You can check the status of your extraction job and retrieve results using the job ID:
curl -X GET 'https://api.anyformat.ai/jobs/{job_id}/' \
-H 'x-api-key: YOUR_API_KEY'
While the job is processing, you’ll receive a status update:
{
  "id": "456",
  "status": "in_progress",
  "processed_at": "2024-01-01T00:00:00.000Z",
  "created_at": "2024-01-01T00:00:00.000Z",
  "updated_at": "2024-01-01T00:00:00.000Z",
  "workflow": "123",
  "results": []
}
Once processing is complete, you’ll receive the extracted data:
{
  "id": "456",
  "status": "processed",
  "processed_at": "2024-01-01T00:00:00.000Z",
  "created_at": "2024-01-01T00:00:00.000Z",
  "updated_at": "2024-01-01T00:00:01.000Z",
  "workflow": "123",
  "results": [
    {
      "field_name": "invoice_number",
      "value": "INV-001"
    },
    {
      "field_name": "issue_date",
      "value": "2024-01-01"
    }
    // ... additional extracted fields ...
  ]
}

Best Practices

  1. Polling Interval: When checking job status, implement exponential backoff in your polling logic to avoid overwhelming the API.

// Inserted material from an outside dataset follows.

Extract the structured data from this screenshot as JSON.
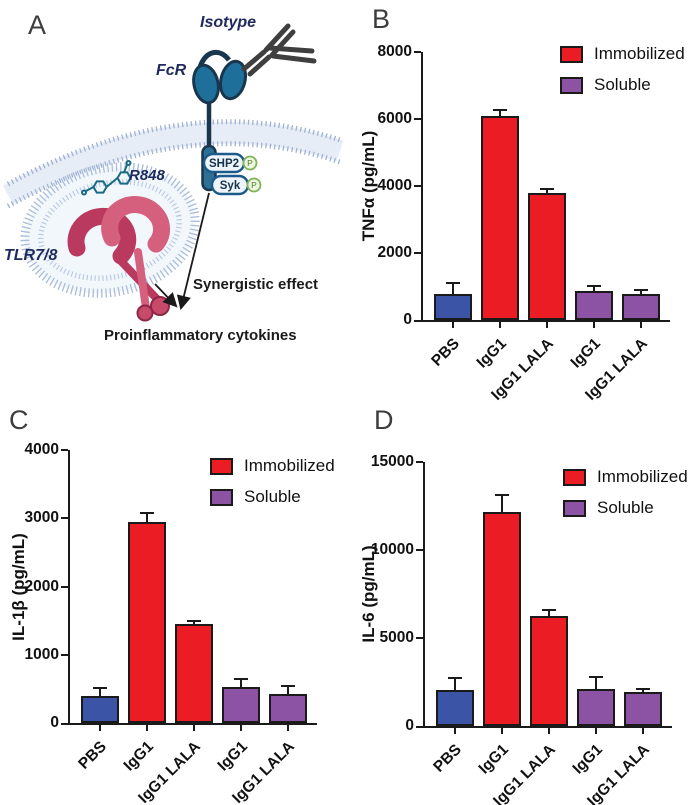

  2. Webhook Security: If using webhooks, implement proper security measures such as signature verification.
  3. Error Handling: Always handle potential error states in your integration code.
  4. Field Definitions: Provide clear, specific descriptions for each field to improve extraction accuracy.
  5. File Types: Ensure your documents are in supported formats (PDF, PNG, JPEG, etc.).